I wonder if you can love badly? Certainly you can love in a way that another person does not understand, or care for, certainly you can love someone who does not want to love you back, and of course it’s easy to think of ‘love’ as an amorous advance and all the complex minefield around that rather than the love that God has for us and the love that we are expected to show to each other if we take His name as Christians. Love then, is not something we can be measured on (unless we choose to give none at all, or to disguise our machinations as love, which is probably worse. But we are used to hearing about love, and used to hearing this Gospel today - an excerpt from what St John tells us that Jesus said to his disciples just before he went out into the night to be arrested and crucified. We are so used to hearing it that it is easy for us to switch off, because we all think that we know it already. We think we know all about love, even when there are people who we do not love. So maybe we should hear it! Indeed if any passages in the Bible should trouble us, surely they are this passage and the reading that we heard just before it, from the first of St John’s letters.
After all, in one form or another for nearly two thousand years, Christians have been telling each other and anybody else who would listen to them that it’s love that makes the world go round. And that we have a monopoly on divine love, that we know best how to love. But how much better is the world as a result of this? And how full of love are our churches? The first letter of St John tells us:
Anyone who fails to love can never have known God, because God is love.
And in this Sunday’s gospel reading, Jesus is saying:
This is my commandment: Love one another, as I have loved you.
Yet we are so accustomed to seeing not failures of love, but manipulations and deliberate distortions of love, which is the very opposite of love, even in Christians – in fact maybe it’s even more starkly clear in us - that we do not even bother to listen when we hear these words again. We just think ‘well, at least I’m not the parish gossip/bully/self server/whatever.

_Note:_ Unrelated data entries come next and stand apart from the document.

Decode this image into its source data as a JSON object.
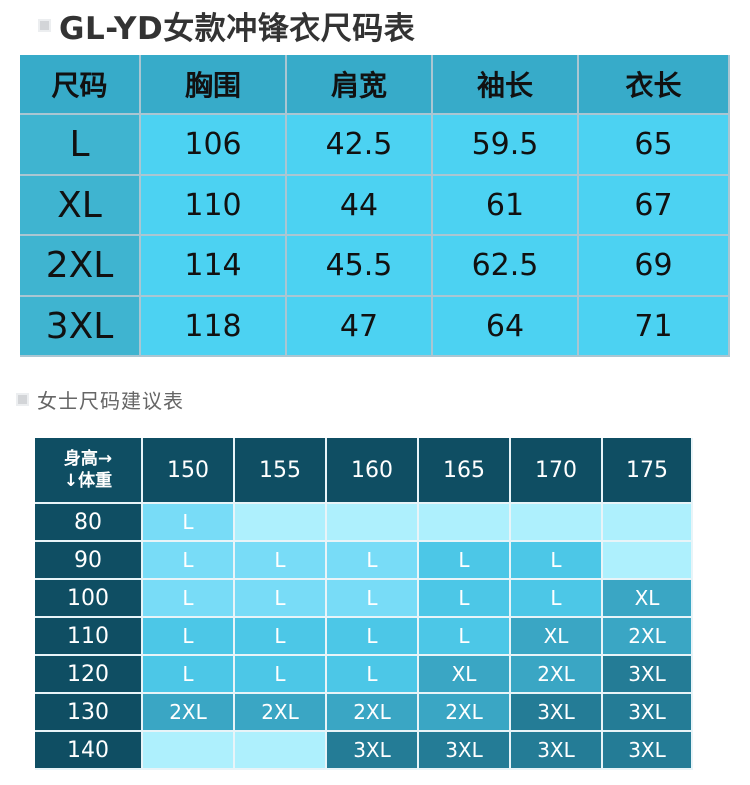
{
  "title": "GL-YD女款冲锋衣尺码表",
  "size_chart": {
    "headers": [
      "尺码",
      "胸围",
      "肩宽",
      "袖长",
      "衣长"
    ],
    "rows": [
      [
        "L",
        "106",
        "42.5",
        "59.5",
        "65"
      ],
      [
        "XL",
        "110",
        "44",
        "61",
        "67"
      ],
      [
        "2XL",
        "114",
        "45.5",
        "62.5",
        "69"
      ],
      [
        "3XL",
        "118",
        "47",
        "64",
        "71"
      ]
    ]
  },
  "subtitle": "女士尺码建议表",
  "recommend": {
    "corner_top": "身高→",
    "corner_bottom": "↓体重",
    "heights": [
      "150",
      "155",
      "160",
      "165",
      "170",
      "175"
    ],
    "weights": [
      "80",
      "90",
      "100",
      "110",
      "120",
      "130",
      "140"
    ],
    "grid": [
      [
        "L",
        "",
        "",
        "",
        "",
        ""
      ],
      [
        "L",
        "L",
        "L",
        "L",
        "L",
        ""
      ],
      [
        "L",
        "L",
        "L",
        "L",
        "L",
        "XL"
      ],
      [
        "L",
        "L",
        "L",
        "L",
        "XL",
        "2XL"
      ],
      [
        "L",
        "L",
        "L",
        "XL",
        "2XL",
        "3XL"
      ],
      [
        "2XL",
        "2XL",
        "2XL",
        "2XL",
        "3XL",
        "3XL"
      ],
      [
        "",
        "",
        "3XL",
        "3XL",
        "3XL",
        "3XL"
      ]
    ],
    "shades": [
      [
        "c1",
        "ce",
        "ce",
        "ce",
        "ce",
        "ce"
      ],
      [
        "c1",
        "c1",
        "c1",
        "c2",
        "c2",
        "ce"
      ],
      [
        "c1",
        "c1",
        "c1",
        "c2",
        "c2",
        "c3"
      ],
      [
        "c2",
        "c2",
        "c2",
        "c2",
        "c3",
        "c3"
      ],
      [
        "c2",
        "c2",
        "c2",
        "c3",
        "c3",
        "c4"
      ],
      [
        "c3",
        "c3",
        "c3",
        "c3",
        "c4",
        "c4"
      ],
      [
        "ce",
        "ce",
        "c4",
        "c4",
        "c4",
        "c4"
      ]
    ],
    "colors": {
      "c1": "#78dcf7",
      "c2": "#4cc7e7",
      "c3": "#3aa6c4",
      "c4": "#247c96",
      "ce": "#aef0fd",
      "header": "#0f4e63"
    }
  }
}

‘Loving somebody’ means ‘caring for somebody’ (so ‘a man can have no greater love than to lay down his life for his friends’), and ‘loving God’ means doing what God wants us to do. In other words, it means making the world around us aware of God’s presence, God’s power within us. And this is not quite such a difficult thing to do as it sounds and when we do it well, we create an attractional church that is comfortable and inviting, aware of its wounds, not pretending to be anything else, and one that we would want to join. And one that other people will want to join as well, because it’s completely authentic.
When we read in today’s gospel that the Father ‘loves’ the Son, what this means is that he lives for the Son – that everything he is is for the Son and He is in the Son. And when we read that the Son ‘loves’ the people whom he has called to be his friends – and that includes you and me! – it means that he lives for us and is in us. And when he tells us to love each other as he loves us, that means that we are being called to live for each other. To be in a community with each other based and rooted in love. For love is only real, it only lasts, if it produces more love.
So the commandment to us to love is a command to share in his work – his campaign to bring all human beings back into oneness and love with God. And this is a love stronger than death. When we say ‘Yes’ in our hearts to Christ’s call to help spread God’s love around, we are not being expected to do this relying on our own strength but by the power of God, the same power that raised Christ from the grave. And by the power of the greater thing that we become when we allow Him to dwell in us and remake our community.
In fact, if ever we say ‘Yes’ to God, we are never really alone. For, as Jesus said to his disciples at his Ascension
You will receive power when the Holy Spirit comes on you, and then you will be my witnesses to the ends of the earth.
This power of being a living witness makes us people of joy, of truth and of love. We are witnesses to love! And we bear witness by doing that which we are witness to. It’s easy, and joyful, and it should be fun!